|
Opel – Gamma Gpl Tech |
|
lunedì 05 ottobre 2009
|
News veicoli
Una cinquina con impianto “ad hoc”
Si allarga la gamma Gpl-Tech di Opel. Dopo Corsa, Astra e Meriva presentate in anteprima al MoTechEco 2009 del quale vi abbiamo fornito alcune anticipazioni lo scorso maggio, si aggiungono ora le versioni bi fuel di Astra station wagon e Zafira. Come il terzetto iniziale, anche le ultime novità a gas di Opel, come sottolinea il comunicato stampa, sono sviluppate per evitare i problemi che avevano dato i modelli a doppia alimentazione di vecchia generazione del marchio. In particolare, Opel tiene a specificare che “per garantire la massima affidabilità è stata realizzata una testata del motore studiata appositamente per le esigenze dell’alimentazione a Gpl con trattamenti termici indurenti che hanno interessato la superficie della testata stessa e con l’utilizzo di leghe ancora più resistenti per le valvole e le sedi valvola di aspirazione e scarico.

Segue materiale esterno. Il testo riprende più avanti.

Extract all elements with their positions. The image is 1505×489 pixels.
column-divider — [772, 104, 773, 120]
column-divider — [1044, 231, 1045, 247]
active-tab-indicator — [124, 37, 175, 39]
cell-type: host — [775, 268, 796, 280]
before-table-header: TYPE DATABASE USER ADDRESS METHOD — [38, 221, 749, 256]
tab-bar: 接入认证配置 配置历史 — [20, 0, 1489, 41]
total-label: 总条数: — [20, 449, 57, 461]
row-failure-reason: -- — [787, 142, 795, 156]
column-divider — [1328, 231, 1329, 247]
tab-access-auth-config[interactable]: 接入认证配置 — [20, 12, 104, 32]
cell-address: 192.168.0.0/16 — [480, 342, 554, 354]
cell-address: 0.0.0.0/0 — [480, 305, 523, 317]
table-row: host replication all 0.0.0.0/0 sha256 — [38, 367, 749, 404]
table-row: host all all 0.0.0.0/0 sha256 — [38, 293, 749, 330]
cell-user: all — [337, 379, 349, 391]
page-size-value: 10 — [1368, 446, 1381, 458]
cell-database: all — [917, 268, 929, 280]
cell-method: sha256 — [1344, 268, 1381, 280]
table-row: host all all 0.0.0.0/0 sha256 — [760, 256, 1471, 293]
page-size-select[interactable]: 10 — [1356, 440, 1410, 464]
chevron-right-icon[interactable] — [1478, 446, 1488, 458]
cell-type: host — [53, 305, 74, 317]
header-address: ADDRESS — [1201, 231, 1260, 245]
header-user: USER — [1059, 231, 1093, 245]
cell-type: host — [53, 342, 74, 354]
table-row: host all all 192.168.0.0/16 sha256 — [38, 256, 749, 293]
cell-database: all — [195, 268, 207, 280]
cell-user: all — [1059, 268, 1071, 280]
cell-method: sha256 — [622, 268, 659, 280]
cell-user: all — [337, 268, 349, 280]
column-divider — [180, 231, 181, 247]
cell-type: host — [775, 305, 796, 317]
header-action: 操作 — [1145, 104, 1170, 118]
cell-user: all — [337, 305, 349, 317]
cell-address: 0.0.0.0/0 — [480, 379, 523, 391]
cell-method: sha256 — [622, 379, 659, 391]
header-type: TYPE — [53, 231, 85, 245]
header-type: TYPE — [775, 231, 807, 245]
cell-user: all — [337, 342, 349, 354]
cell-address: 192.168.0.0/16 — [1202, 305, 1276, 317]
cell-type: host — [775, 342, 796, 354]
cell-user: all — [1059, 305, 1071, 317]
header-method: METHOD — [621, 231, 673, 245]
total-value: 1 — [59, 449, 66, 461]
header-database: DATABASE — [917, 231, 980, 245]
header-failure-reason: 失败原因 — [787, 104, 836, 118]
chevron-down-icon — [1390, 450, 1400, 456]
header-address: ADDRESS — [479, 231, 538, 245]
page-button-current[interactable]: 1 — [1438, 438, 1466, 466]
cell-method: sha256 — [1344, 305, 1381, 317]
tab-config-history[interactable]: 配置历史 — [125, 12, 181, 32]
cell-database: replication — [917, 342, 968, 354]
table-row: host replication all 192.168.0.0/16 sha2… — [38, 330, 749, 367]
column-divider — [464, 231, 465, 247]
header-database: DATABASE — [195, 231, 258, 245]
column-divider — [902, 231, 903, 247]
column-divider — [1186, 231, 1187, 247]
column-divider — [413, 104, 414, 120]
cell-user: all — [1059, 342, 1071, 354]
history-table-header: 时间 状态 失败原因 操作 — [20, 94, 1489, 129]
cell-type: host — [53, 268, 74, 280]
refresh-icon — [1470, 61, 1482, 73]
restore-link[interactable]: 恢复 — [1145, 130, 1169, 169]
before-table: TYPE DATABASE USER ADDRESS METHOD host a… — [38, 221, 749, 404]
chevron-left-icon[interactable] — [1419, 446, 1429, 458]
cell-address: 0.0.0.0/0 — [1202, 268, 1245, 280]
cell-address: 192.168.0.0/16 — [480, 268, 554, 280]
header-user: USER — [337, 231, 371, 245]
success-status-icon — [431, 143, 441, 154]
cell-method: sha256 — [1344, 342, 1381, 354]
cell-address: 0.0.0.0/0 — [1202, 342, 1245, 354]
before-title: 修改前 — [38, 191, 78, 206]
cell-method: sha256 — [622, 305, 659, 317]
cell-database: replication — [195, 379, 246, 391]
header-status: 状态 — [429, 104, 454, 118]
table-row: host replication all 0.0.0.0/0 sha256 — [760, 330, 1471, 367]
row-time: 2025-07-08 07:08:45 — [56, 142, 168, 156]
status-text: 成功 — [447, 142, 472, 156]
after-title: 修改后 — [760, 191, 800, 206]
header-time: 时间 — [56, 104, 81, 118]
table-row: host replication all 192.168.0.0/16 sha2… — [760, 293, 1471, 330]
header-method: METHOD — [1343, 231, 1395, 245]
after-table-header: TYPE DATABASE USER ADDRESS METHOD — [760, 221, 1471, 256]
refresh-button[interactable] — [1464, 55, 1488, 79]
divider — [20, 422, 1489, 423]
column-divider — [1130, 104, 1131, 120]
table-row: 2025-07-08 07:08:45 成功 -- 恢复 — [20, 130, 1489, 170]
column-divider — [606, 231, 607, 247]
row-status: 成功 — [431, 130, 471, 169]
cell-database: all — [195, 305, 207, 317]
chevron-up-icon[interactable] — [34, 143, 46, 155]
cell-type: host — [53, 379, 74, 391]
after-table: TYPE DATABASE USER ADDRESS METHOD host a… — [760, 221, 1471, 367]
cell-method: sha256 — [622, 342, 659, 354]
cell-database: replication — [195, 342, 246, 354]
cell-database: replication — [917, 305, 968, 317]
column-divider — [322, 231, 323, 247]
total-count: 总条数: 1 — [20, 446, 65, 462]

La gestione elettronica del motore, sviluppata direttamente da GM Powertrain a Torino, consente inoltre di aumentare l’efficienza del sistema motore – impianto, riducendo consumi ed emissioni”.
Attestata la nuova strategia intrapresa da Opel per le versioni a gas, evitiamo di replicare i dati già presenti nella nota ufficiale e proviamo a fare un parallelo con alcune delle principali rivali sul mercato per capire il livello di efficienza dei nuovi modelli Gpl-Tech.
Le emissioni sono tra le migliori del comparto
Con 119 grammi/km di CO2 emessa in atmosfera, la Corsa Gpl-Tech si pone in linea con la concorrenza bi fuel ottenendo risultati del tutto simili, ad esempio, a Fiat Grande Punto (119 g/km) e Ford Fiesta (120). C’è però chi riesce a fare meglio, come la Daihatsu Sirion (107 g/km, grazie anche alla minore potenza, 69 cv contro gli 80 della Opel), la Hyundai i20 (114) o la Lancia Y EcoChic (115).
L’Astra berlina ottiene un lusinghiero 130 grammi/km con il 1.4 da 66 kW/90 cv che la pone tra le migliori della categoria insieme con la Hyundai i30 BlueDrive. Fa ancora meglio la Meriva che, con identica unità scende sotto la soglia dei 130 g/km (129 per la precisione), ponendosi subito dietro il duo Fiat Idea e Lancia Musa che sono al vertice del segmento con un “incredibile” 120 g/km.
L’adozione di motori più potenti necessari a muovere le maggiori masse di Astra wagon e Zafira incide negativamente sulle emissioni di CO2, rispettivamente di 144 e 160 g/km. Valori che, però, rimangono in linea con le più efficienti rivali a Gpl, come la Kia cee’d Bi-Fuel Sporty Wagon (146 g/km) o Ford C-Max (156 g/km).